The comprehensive study by GMK Center can be downloaded via the link.
But to understand the full impact, you have to zoom out. CBAM isn’t just about trade today. It’s about Ukraine’s post‑war recovery, the future of its industrial base, and its integration into EU supply chains.
Yes, CBAM is part of EU climate policy. If Ukraine is serious about EU accession, its industry would have faced decarbonization pressure anyway. But the how matters. Other Eastern European countries, like Poland, being the obvious example, – received massive investment inflows during their integration. Ukraine is being handed the same regulatory demands, but without the financial tailwind.
That tailwind never came. Russian aggression wiped out the window for investment. Before the war, every major Ukrainian steelmaker had a decarbonization roadmap. Those projects are now frozen – not just because of the war, but because rising energy costs have made them financially unviable.

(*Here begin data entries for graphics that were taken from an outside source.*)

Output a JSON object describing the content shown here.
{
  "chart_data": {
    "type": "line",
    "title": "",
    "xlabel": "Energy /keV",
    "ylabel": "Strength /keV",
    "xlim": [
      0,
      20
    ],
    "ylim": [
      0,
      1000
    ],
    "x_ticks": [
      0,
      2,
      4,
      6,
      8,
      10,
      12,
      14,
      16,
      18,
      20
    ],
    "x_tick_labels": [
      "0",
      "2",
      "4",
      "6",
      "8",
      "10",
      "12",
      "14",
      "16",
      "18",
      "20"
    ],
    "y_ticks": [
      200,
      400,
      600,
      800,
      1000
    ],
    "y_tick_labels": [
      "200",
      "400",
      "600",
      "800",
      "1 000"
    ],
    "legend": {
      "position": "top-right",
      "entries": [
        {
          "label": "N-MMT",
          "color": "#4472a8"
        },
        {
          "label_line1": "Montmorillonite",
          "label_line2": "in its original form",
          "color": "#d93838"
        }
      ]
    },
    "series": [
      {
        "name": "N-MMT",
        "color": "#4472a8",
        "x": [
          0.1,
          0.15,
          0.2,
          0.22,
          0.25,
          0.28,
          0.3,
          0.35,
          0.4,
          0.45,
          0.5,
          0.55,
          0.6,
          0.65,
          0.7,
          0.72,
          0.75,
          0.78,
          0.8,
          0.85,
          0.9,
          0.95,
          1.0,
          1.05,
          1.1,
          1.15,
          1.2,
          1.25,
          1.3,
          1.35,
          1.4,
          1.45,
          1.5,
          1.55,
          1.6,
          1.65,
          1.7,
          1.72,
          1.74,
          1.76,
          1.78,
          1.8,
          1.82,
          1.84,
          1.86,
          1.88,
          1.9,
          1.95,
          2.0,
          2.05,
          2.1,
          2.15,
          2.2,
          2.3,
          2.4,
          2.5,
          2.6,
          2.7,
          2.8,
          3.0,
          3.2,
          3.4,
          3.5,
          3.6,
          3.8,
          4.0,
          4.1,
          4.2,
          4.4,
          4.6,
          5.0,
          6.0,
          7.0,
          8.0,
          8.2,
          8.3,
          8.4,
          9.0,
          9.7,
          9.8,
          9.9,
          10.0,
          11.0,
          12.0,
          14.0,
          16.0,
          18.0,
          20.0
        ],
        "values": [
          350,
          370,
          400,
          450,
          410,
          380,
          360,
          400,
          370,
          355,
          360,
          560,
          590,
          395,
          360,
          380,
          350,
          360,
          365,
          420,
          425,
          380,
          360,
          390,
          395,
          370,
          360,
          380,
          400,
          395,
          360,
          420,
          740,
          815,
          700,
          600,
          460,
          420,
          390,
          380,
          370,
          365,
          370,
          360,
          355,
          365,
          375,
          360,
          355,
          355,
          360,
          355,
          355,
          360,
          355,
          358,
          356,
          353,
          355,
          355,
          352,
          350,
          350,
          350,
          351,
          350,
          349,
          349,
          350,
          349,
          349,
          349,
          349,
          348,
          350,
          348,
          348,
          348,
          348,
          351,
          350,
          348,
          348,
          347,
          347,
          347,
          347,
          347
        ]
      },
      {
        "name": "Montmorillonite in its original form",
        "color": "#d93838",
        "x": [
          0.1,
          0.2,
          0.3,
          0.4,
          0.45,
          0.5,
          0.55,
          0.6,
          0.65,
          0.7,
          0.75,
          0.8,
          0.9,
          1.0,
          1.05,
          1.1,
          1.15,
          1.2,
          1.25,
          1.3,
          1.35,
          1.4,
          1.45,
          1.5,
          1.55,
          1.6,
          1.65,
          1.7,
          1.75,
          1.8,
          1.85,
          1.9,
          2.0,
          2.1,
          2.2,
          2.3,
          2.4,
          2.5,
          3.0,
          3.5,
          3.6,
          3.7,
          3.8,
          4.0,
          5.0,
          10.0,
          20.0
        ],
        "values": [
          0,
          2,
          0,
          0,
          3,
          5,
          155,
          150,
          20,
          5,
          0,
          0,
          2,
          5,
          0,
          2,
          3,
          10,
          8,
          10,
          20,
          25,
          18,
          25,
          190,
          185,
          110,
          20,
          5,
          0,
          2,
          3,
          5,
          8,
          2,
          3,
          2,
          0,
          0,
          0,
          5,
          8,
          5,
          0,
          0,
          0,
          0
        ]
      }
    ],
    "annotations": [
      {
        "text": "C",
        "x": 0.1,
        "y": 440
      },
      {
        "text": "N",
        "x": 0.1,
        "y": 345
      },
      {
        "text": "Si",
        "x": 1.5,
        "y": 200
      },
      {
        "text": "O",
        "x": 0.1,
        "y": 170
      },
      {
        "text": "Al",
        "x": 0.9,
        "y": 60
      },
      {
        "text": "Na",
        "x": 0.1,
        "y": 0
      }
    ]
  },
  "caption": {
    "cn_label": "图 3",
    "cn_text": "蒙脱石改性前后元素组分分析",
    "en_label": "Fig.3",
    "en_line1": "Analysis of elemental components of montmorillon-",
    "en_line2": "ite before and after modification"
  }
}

Catching up will be brutally hard. A CBAM postponement isn’t a cure, but it would buy time.
The EU had the legal option to grant one. But it said no.
GMK Center ran the numbers on what that decision actually means. Our conclusion: Ukraine could lose 2.1% of its GDP by 2030 from CBAM’s effect on steel alone. That is two orders of magnitude higher than the European Commission’s estimate of -0.01% – the very figure used to justify rejecting Ukraine’s request.
A decision based on numbers that far off the mark isn’t just questionable. It’s unsound. The Commission’s impact assessment needs a second look. The stakes are too high to rely on faulty arithmetic.
Of course, a deferral of a few years won’t fix everything. Between 2026 and 2028, the effects of CBAM will be painful but survivable. By 2029–2030, we risk losing half of Ukraine’s five remaining steel plants.
At its core, this is an investment deficit problem. CBAM magnifies it and accelerates the damage. The EU has enjoyed near‑zero cost of capital for 15 years. Ukraine hasn’t. Asking both to decarbonize at the same pace, with the same rules, ignores that asymmetry.
That’s why CBAM and decarbonization financing must be addressed together.
The Ukraine Investment Framework, part of the Ukraine Facility, allocates just €9.3 billion in direct grants and €7.8 billion in loan guarantees. That covers all industry and energy. It’s nowhere near enough. Energy sector recovery alone requires around €70 billion. Without affordable low‑carbon power, green steel is a non‑starter. And our estimates show that decarbonizing existing iron and steel capacity would take an additional €12 billion.
So the question is simple: where is that money supposed to come from?
Until there’s an answer, Ukraine needs a CBAM postponement. The legal basis exists. The data supports it. What’s missing is the political will to admit the first assessment was wrong.